Muitos ficaram surpresos na época, inclusive na própria Ucrânia. Mas, na realidade, o ataque russo havia começado oito anos antes, com a anexação da Crimeia, em 27 de fevereiro de 2014. Naquela época, homens armados, mascarados e sem distintivo ocuparam o parlamento e a administração da península. O presidente russo, Vladimir Putin, admitiu mais tarde que eram seus soldados.

Não é uma guerra congelada

Na época, a Ucrânia ficou gravemente debilitada. Em Kiev, protestos da oposição forçaram o então presidente pró-Moscou Viktor Yanukovych a fugir para a Rússia. O novo governo pró-Ocidente não se atreveu a defender a Crimeia com armas. O Ocidente também recomendou que Kiev agisse com moderação – e isso mesmo quando batalhas na região carbonífera do Donbass, no leste da Ucrânia, eclodiram na primavera europeia de 2014.

Não houve sanções duras. A Rússia colocou o seu próprio povo à frente das forças pró-Moscou em Donetsk e Lugansk e os armou secretamente cada vez mais. O Ocidente tentou congelar o conflito por meio de negociações; a Ucrânia não impôs uma lei marcial.

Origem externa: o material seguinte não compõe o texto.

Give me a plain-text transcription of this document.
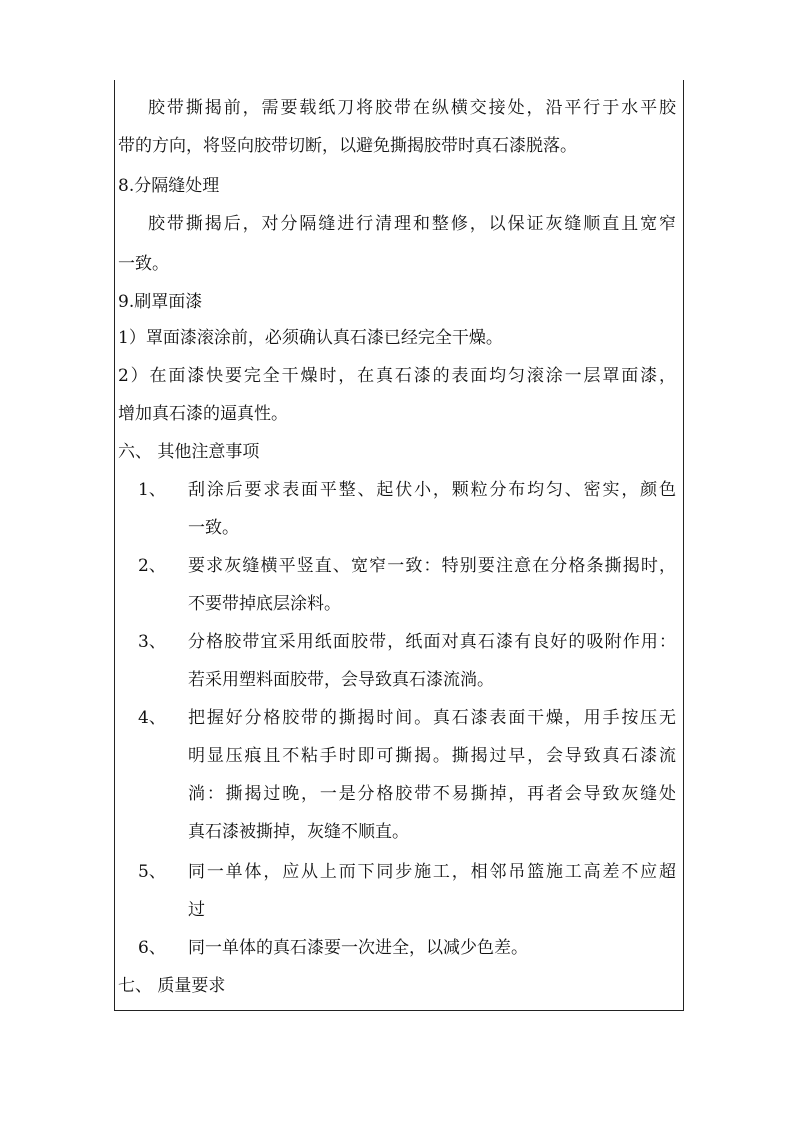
胶带撕揭前，需要载纸刀将胶带在纵横交接处，沿平行于水平胶
带的方向，将竖向胶带切断，以避免撕揭胶带时真石漆脱落。
8.分隔缝处理
胶带撕揭后，对分隔缝进行清理和整修，以保证灰缝顺直且宽窄
一致。
9.刷罩面漆
1）罩面漆滚涂前，必须确认真石漆已经完全干燥。
2）在面漆快要完全干燥时，在真石漆的表面均匀滚涂一层罩面漆，
增加真石漆的逼真性。
六、 其他注意事项
1、	刮涂后要求表面平整、起伏小，颗粒分布均匀、密实，颜色
一致。
2、	要求灰缝横平竖直、宽窄一致：特别要注意在分格条撕揭时，
不要带掉底层涂料。
3、	分格胶带宜采用纸面胶带，纸面对真石漆有良好的吸附作用：
若采用塑料面胶带，会导致真石漆流淌。
4、	把握好分格胶带的撕揭时间。真石漆表面干燥，用手按压无
明显压痕且不粘手时即可撕揭。撕揭过早，会导致真石漆流
淌：撕揭过晚，一是分格胶带不易撕掉，再者会导致灰缝处
真石漆被撕掉，灰缝不顺直。
5、	同一单体，应从上而下同步施工，相邻吊篮施工高差不应超
过
6、	同一单体的真石漆要一次进全，以减少色差。
七、 质量要求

A guerra foi chamada de "operação antiterrorista".

Tudo isso fez a guerra parecer distante para muitos. "A maioria dos ucranianos não entendia que a guerra era deles", diz Lyushyna.

Isto não se aplica a Maksym Kosub. O intérprete de Kiev lembra-se de ter participado de um protesto que pedia o rompimento das relações com Moscou em frente à embaixada russa, em junho de 2014. "Entendi que era uma guerra", diz Kosub. Ele se ofereceu como voluntário para a frente no Donbass e foi ferido. Fazia parte de uma minoria patriótica que se interpôs no caminho da Rússia – e voltou a lutar no exército ucraniano após o ataque de fevereiro de 2022.

Um soldado segura uma bandeira da Rússia e outro, da ""República Popular de Donetsk"
Soldados posam com as bandeiras da Rússia e da chamada "República Popular de Donetsk", no DonbassFoto: Valentin Sprinchak/TASS/dpa/picture alliance

A Ucrânia deveria ter lutado pela Crimeia? Muitos pensam que sim. "Sou inclinada a dizer que deveríamos ter tentado", destaca Susan Stewart, especialista em Ucrânia do think tank de Berlim Fundação Ciência e Política (SWP). No entanto, ela ressalta a "liderança fraca em Kiev" na época.

O fato é que a Rússia também concentrou tropas ao longo das fronteiras ucranianas em 2014 e ameaçou uma invasão massiva. O exército ucraniano na Crimeia ficou desmoralizado e grande parte desertou.

A importante ajuda ocidental

A guerra no Donbass parecia congelada entre 2015 e 2022, mas, na verdade, foi uma guerra de trincheiras, com milhares de mortes. Por que o Ocidente acreditou que continuaria assim, não fornecendo armas pesadas à Ucrânia e seguindo com projetos empresariais com a Rússia, como o gasoduto Nord Stream 2? Susan Stewart vê a resposta na crença de que a integração pode prevenir guerras na Europa.

Depois de 2022, a Ucrânia mudou. "Nós resistimos e continuamos lutando pela Ucrânia, mesmo que o preço seja muito alto", afirma o soldado Maksym Kosub.

O exército evoluiu muito e se profissionalizou, embora ainda haja problemas. "A sociedade tem demonstrado muita auto-organização", diz Kosub. Como exemplo, ele cita os voluntários que abastecem o exército há dez anos – com carros, aparelhos de visão noturna e medicamentos.

Kosub acredita que a guerra será longa, com muitas vítimas, mas com uma vitória ucraniana no final. Olhando para trás, ele garante: "Todos subestimaram Putin e a sua vontade de ignorar as regras".

Lyushyna também acredita na vitória. A guerra a tornou mais dura e intransigente em relação à Rússia, à língua e à cultura russas. No futuro, ela gostaria de voltar para o marido, mas não quer mais viver em Konotop, e, sim, no oeste da Ucrânia: "lá é mais seguro." A Rússia continuará sendo um vizinho perigoso.

Stewart não ousa fazer previsões para além de um ano. Ela não espera nenhuma "surpresa" na Rússia. Com o apoio ocidental, a Ucrânia resistirá, mas a exaustão após dez anos de guerra se torna cada vez mais perceptível. "Não se pensa o suficiente sobre o que acontecerá se a Ucrânia perder", diz a especialista. Os custos seriam "muito mais elevados", avalia.